Still, given the obstacles to court action, a pardon would seem to be Fuster’s chief hope for timely relief. But when it comes to pardons, our modern witch trials compare unfavorably with Salem. Few people realize how quickly the witch panic flamed out. It was all over in 16 months, when William Phips, the governor of Massachusetts Bay Colony, ordered the release of all those who had been accused of witchcraft and were still in jail. In our own era, governors offer profiles in cowardice. Not a single governor has pardoned any of the wrongly convicted in the day-care panic. In 2001, Gerald Amirault came close to obtaining a pardon. Tried separately, he remained in prison after his mother and sister were freed. Although the Massachusetts parole board was notoriously reluctant to pardon — it had recommended only seven in the previous nine years — it voted unanimously to commute his sentence. But then acting governor Jane Swift, in election mode, refused to release him. (She lost anyway.)

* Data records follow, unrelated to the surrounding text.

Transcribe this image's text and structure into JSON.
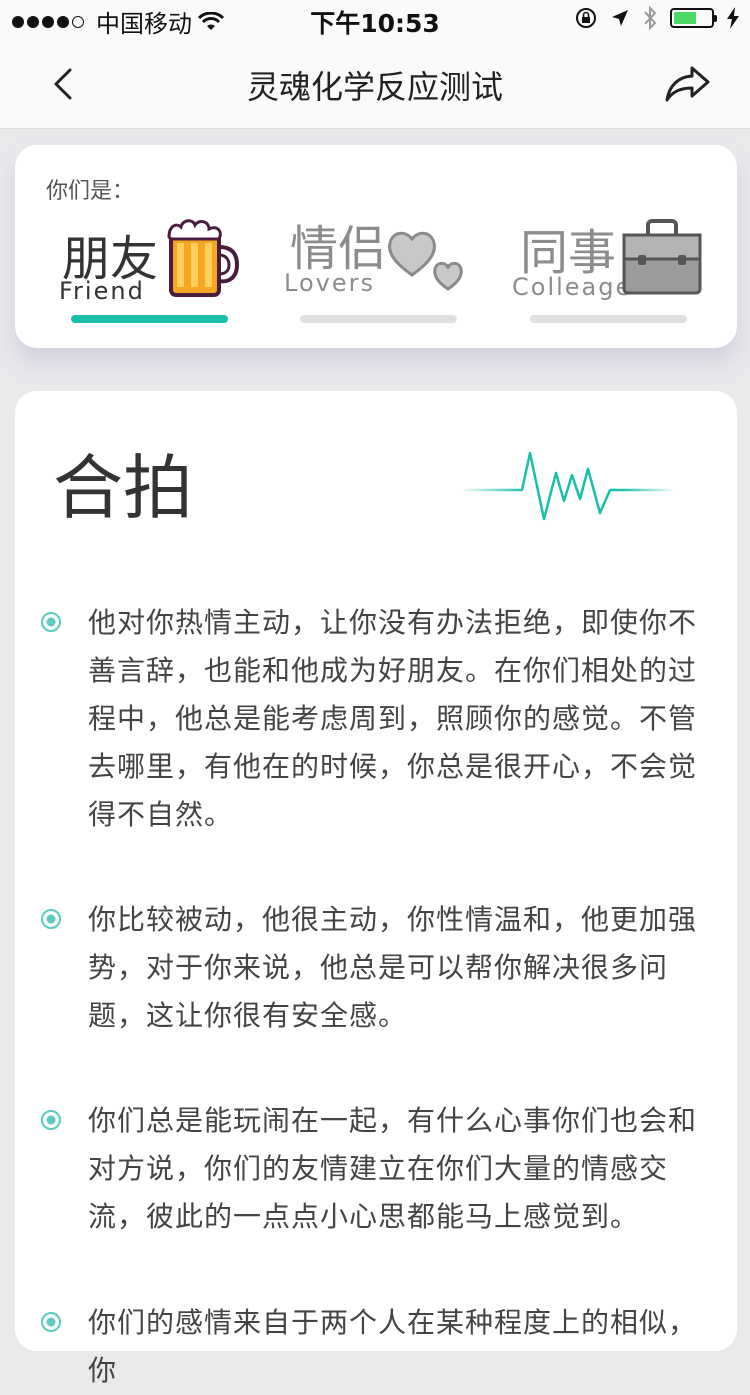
{
  "status_bar": {
    "carrier": "中国移动",
    "time": "下午10:53"
  },
  "nav": {
    "title": "灵魂化学反应测试",
    "back_icon": "chevron-left-icon",
    "share_icon": "share-arrow-icon"
  },
  "category": {
    "heading": "你们是：",
    "tabs": [
      {
        "zh": "朋友",
        "en": "Friend",
        "active": true,
        "icon": "beer-mug-icon"
      },
      {
        "zh": "情侣",
        "en": "Lovers",
        "active": false,
        "icon": "hearts-icon"
      },
      {
        "zh": "同事",
        "en": "Colleage",
        "active": false,
        "icon": "briefcase-icon"
      }
    ]
  },
  "content": {
    "title": "合拍",
    "items": [
      "他对你热情主动，让你没有办法拒绝，即使你不善言辞，也能和他成为好朋友。在你们相处的过程中，他总是能考虑周到，照顾你的感觉。不管去哪里，有他在的时候，你总是很开心，不会觉得不自然。",
      "你比较被动，他很主动，你性情温和，他更加强势，对于你来说，他总是可以帮你解决很多问题，这让你很有安全感。",
      "你们总是能玩闹在一起，有什么心事你们也会和对方说，你们的友情建立在你们大量的情感交流，彼此的一点点小心思都能马上感觉到。",
      "你们的感情来自于两个人在某种程度上的相似，你"
    ]
  },
  "colors": {
    "accent": "#19bfa9",
    "inactive": "#8c8c8c",
    "beer": "#f5a623"
  }
}
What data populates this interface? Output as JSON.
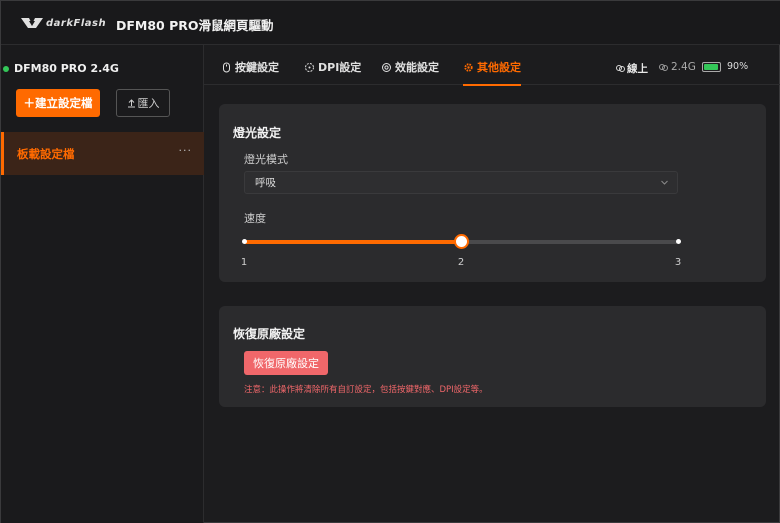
{
  "titlebar": {
    "logo_text": "darkFlash",
    "title": "DFM80 PRO滑鼠網頁驅動"
  },
  "sidebar": {
    "device_name": "DFM80 PRO 2.4G",
    "device_status_color": "#34c759",
    "create_label": "＋建立設定檔",
    "import_label": "匯入",
    "profiles": [
      {
        "label": "板載設定檔",
        "active": true,
        "more": "···"
      }
    ]
  },
  "tabs": [
    {
      "label": "按鍵設定",
      "icon": "mouse-icon",
      "active": false
    },
    {
      "label": "DPI設定",
      "icon": "dpi-icon",
      "active": false
    },
    {
      "label": "效能設定",
      "icon": "performance-icon",
      "active": false
    },
    {
      "label": "其他設定",
      "icon": "gear-icon",
      "active": true
    }
  ],
  "status": {
    "online_label": "線上",
    "connection_label": "2.4G",
    "battery_label": "90%",
    "battery_level": 0.9
  },
  "lighting": {
    "title": "燈光設定",
    "mode_label": "燈光模式",
    "mode_value": "呼吸",
    "speed_label": "速度",
    "speed_ticks": [
      "1",
      "2",
      "3"
    ],
    "speed_value": 2,
    "speed_min": 1,
    "speed_max": 3
  },
  "reset": {
    "title": "恢復原廠設定",
    "button_label": "恢復原廠設定",
    "warning": "注意：此操作將清除所有自訂設定，包括按鍵對應、DPI設定等。"
  },
  "colors": {
    "accent": "#ff6a00",
    "danger": "#f0676a",
    "background": "#1c1c1e",
    "card": "#2b2b2d"
  }
}
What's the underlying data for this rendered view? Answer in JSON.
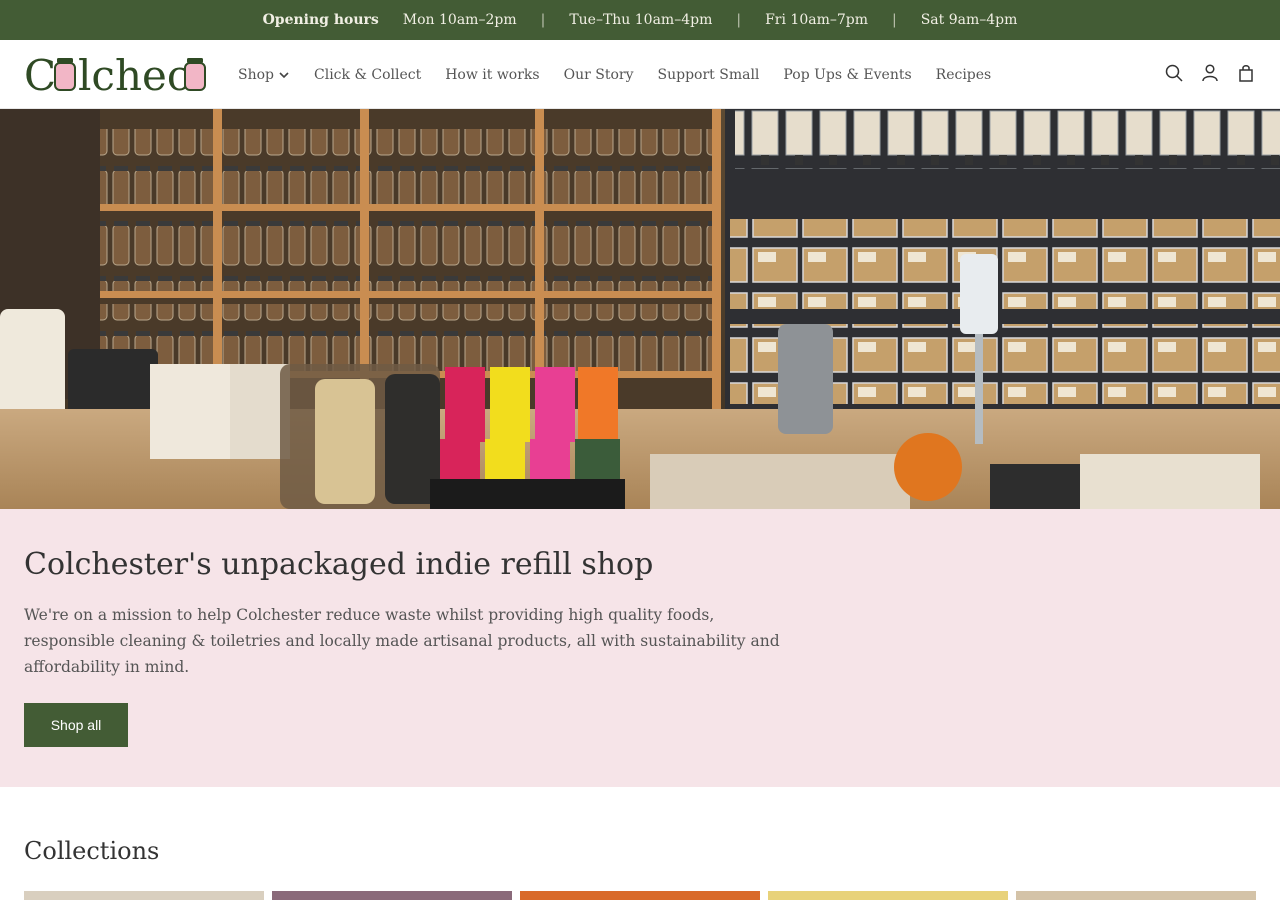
{
  "announcement": {
    "lead": "Opening hours",
    "items": [
      "Mon 10am–2pm",
      "Tue–Thu 10am–4pm",
      "Fri 10am–7pm",
      "Sat 9am–4pm"
    ]
  },
  "brand": {
    "logo_text": "Colchec"
  },
  "nav": {
    "items": [
      "Shop",
      "Click & Collect",
      "How it works",
      "Our Story",
      "Support Small",
      "Pop Ups & Events",
      "Recipes"
    ]
  },
  "header_icons": [
    "search-icon",
    "account-icon",
    "cart-icon"
  ],
  "hero_image": {
    "alt": ""
  },
  "intro": {
    "title": "Colchester's unpackaged indie refill shop",
    "text": "We're on a mission to help Colchester reduce waste whilst providing high quality foods, responsible cleaning & toiletries and locally made artisanal products, all with sustainability and affordability in mind.",
    "button": "Shop all"
  },
  "collections": {
    "title": "Collections"
  },
  "colors": {
    "brand_green": "#435c35",
    "pink": "#f6e4e8",
    "logo_pink": "#f2b6c6"
  }
}
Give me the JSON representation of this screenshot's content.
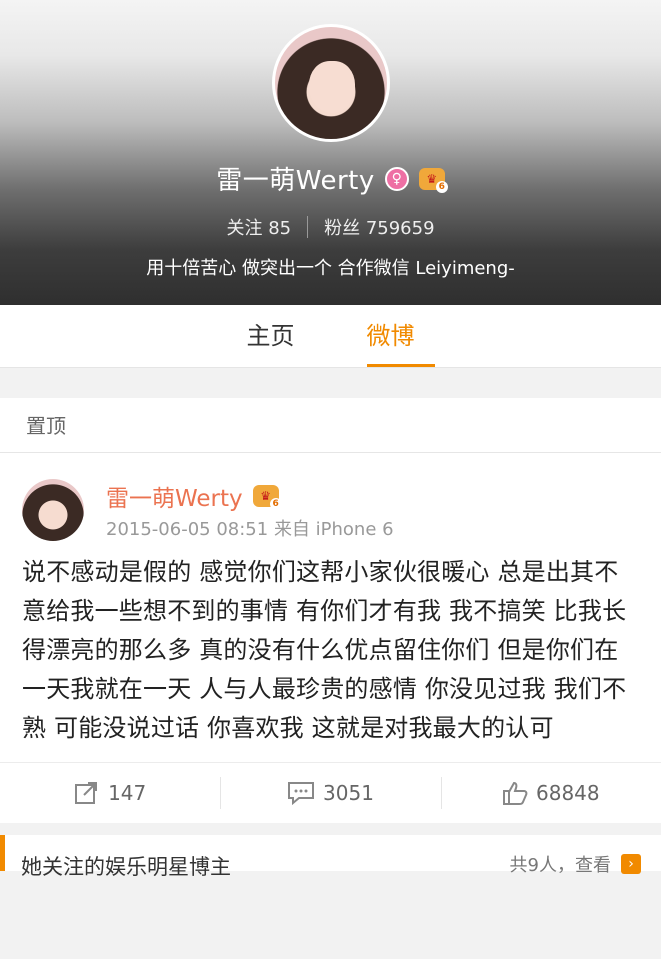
{
  "profile": {
    "name": "雷一萌Werty",
    "following_label": "关注",
    "following_count": "85",
    "followers_label": "粉丝",
    "followers_count": "759659",
    "bio": "用十倍苦心 做突出一个 合作微信 Leiyimeng-",
    "vip_level": "6"
  },
  "tabs": [
    {
      "label": "主页",
      "active": false
    },
    {
      "label": "微博",
      "active": true
    }
  ],
  "pinned_label": "置顶",
  "post": {
    "author": "雷一萌Werty",
    "timestamp": "2015-06-05 08:51",
    "source": "来自 iPhone 6",
    "text": "说不感动是假的 感觉你们这帮小家伙很暖心 总是出其不意给我一些想不到的事情 有你们才有我 我不搞笑 比我长得漂亮的那么多 真的没有什么优点留住你们 但是你们在一天我就在一天 人与人最珍贵的感情 你没见过我 我们不熟 可能没说过话 你喜欢我 这就是对我最大的认可",
    "reposts": "147",
    "comments": "3051",
    "likes": "68848"
  },
  "follow_section": {
    "title": "她关注的娱乐明星博主",
    "count_text": "共9人，查看"
  },
  "colors": {
    "accent": "#f18a00",
    "name_color": "#eb7350"
  }
}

Four years after the last “witches” were freed, Massachusetts Bay Colony proclaimed a day of contrition for the public hysteria and judicial misconduct that had led to “great hardship brought upon innocent people.” The modern victims of public hysteria and judicial misconduct have gone down the memory hole. It is safe to say that more people know of the Salem witch trials than know of the day-care cases from only a few decades ago.
“Justice was not done in this case,” Robert Rosenthal says of Fuster. “This was the sacking of justice” — and, one must add, an episode of brainless prosecutorial zeal. It remains to be seen whether Florida’s governor (with the required support of two of his cabinet members) will exercise his executive power to free Frank Fuster and remedy, finally, such a longstanding miscarriage of justice.